Posted on 22 September 2010 by Joe

Two years ago the NME almost hammered the last nail into the coffin of the Glastonbury Festival with its scathing criticism of the 2007 line up, which included so-called dinosaurs of rock The Who.

It was a welcome piece of campaigning journalism from the publication that has been sadly lacking since. But while it was right to attack organiser Michael Eavis, himself a middle aged man, for hiring The Who, it is not fair to say that festivals and the modern music lover should ignore all dinosaurs of rock and music.

Yes by all means ignore Pete Townsend and Roger Daltry. After one good album in the mid 60s their descent into rock opera should quite rightly be shunned.

But when it comes to other veterans such as former Husker Du frontman Bob Mould or Talking Head’s David Byrne, these middle-agers should be treated with the respect they deserve.

This month Neon Filler has been paying tribute to these two dinosaurs of alternative music. Byrne was this month performing at the Brighton Dome, UK, as part of his tour of Brian Eno collaborations. While the crowd of forty-somethings dancing in the aisles may have been embarrassing, the 56-year-old Byrne dressed purely in white, remained, as ever, cool personified.

Just listen to his Everything That Happens Will Happen Today album of last year with Eno and its stand out track ‘Strange Overtones’. This together with classic talking Heads tracks such as ‘Once in a Lifetime’ sound as new and innovative as anything being put out today, often by bands who are old enough to be his grand children.

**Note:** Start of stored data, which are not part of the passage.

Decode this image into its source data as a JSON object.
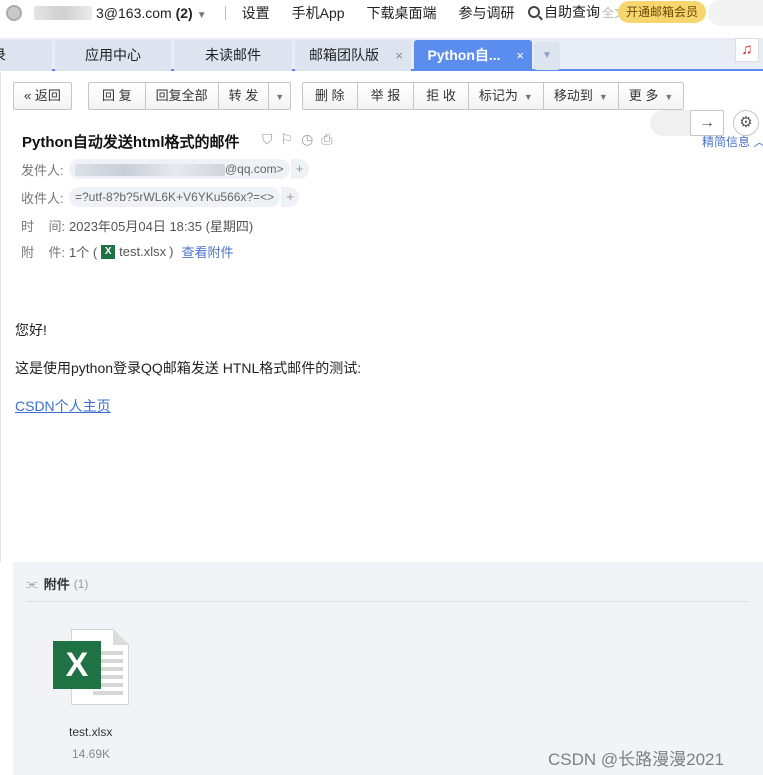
{
  "topbar": {
    "account": "3@163.com",
    "count": "(2)",
    "links": [
      "设置",
      "手机App",
      "下载桌面端",
      "参与调研"
    ],
    "search_label": "自助查询",
    "search_ghost": "全文",
    "vip_label": "开通邮箱会员"
  },
  "tabs": [
    {
      "label": "录"
    },
    {
      "label": "应用中心"
    },
    {
      "label": "未读邮件"
    },
    {
      "label": "邮箱团队版",
      "close": "×"
    },
    {
      "label": "Python自...",
      "close": "×"
    }
  ],
  "toolbar": {
    "back": "返回",
    "reply": "回 复",
    "reply_all": "回复全部",
    "forward": "转 发",
    "delete": "删 除",
    "report": "举 报",
    "reject": "拒 收",
    "mark_as": "标记为",
    "move_to": "移动到",
    "more": "更 多"
  },
  "nav": {
    "brief_info": "精简信息"
  },
  "mail": {
    "subject": "Python自动发送html格式的邮件",
    "from_label": "发件人:",
    "from_value": "@qq.com>",
    "to_label": "收件人:",
    "to_value": "=?utf-8?b?5rWL6K+V6YKu566x?=<>",
    "time_label": "时    间:",
    "time_value": "2023年05月04日 18:35 (星期四)",
    "attach_label": "附    件:",
    "attach_count_prefix": "1个 (",
    "attach_file": "test.xlsx",
    "attach_suffix": ")",
    "view_attachments": "查看附件"
  },
  "body": {
    "greeting": "您好!",
    "paragraph": "这是使用python登录QQ邮箱发送 HTNL格式邮件的测试:",
    "link_text": "CSDN个人主页"
  },
  "attachments": {
    "title": "附件",
    "count": "(1)",
    "files": [
      {
        "name": "test.xlsx",
        "size": "14.69K"
      }
    ]
  },
  "watermark": "CSDN @长路漫漫2021"
}
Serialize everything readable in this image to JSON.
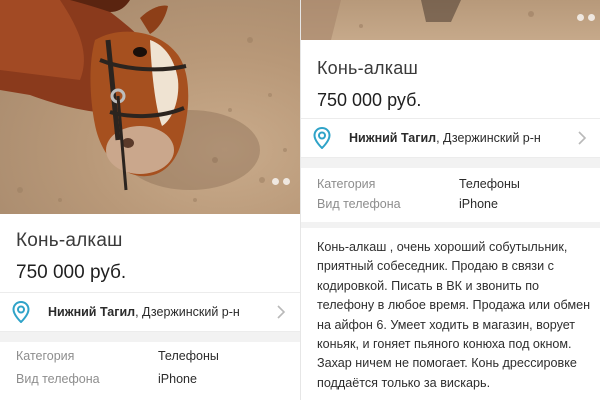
{
  "listing": {
    "title": "Конь-алкаш",
    "price": "750 000 руб.",
    "city": "Нижний Тагил",
    "district": ", Дзержинский р-н"
  },
  "properties": [
    {
      "key": "Категория",
      "value": "Телефоны"
    },
    {
      "key": "Вид телефона",
      "value": "iPhone"
    }
  ],
  "description": "Конь-алкаш , очень хороший собутыльник, приятный собеседник. Продаю в  связи с кодировкой. Писать в ВК и звонить по телефону в любое время. Продажа или обмен на айфон 6. Умеет ходить в магазин, ворует коньяк, и гоняет пьяного конюха под окном. Захар ничем не помогает. Конь дрессировке поддаётся только за вискарь.",
  "icons": {
    "location": "map-pin-icon",
    "chevron": "chevron-right-icon"
  },
  "colors": {
    "pin": "#2fa3c8",
    "text": "#2b2b2b",
    "muted": "#8d8d8d"
  }
}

And as for 48-year-old Bob Mould, whose ninth solo album Life and Times was released this week, he is still one of the most influential artists working in alternative music. From his bands Husker Du and Sugar and solo work Mould continues to influence and challenge. Fast/slow rock, hardcore, power pop, all labels that Mould either invented or mastered. If you don’t already own Zen Arcade, Husker Du’s 1984 album, get it and ask yourself this question. Would Nevermind and zillions of albums since have ever been made if it wasn’t for Bob Mould?

Mould and Byrne, rock dinosaurs, we salute you.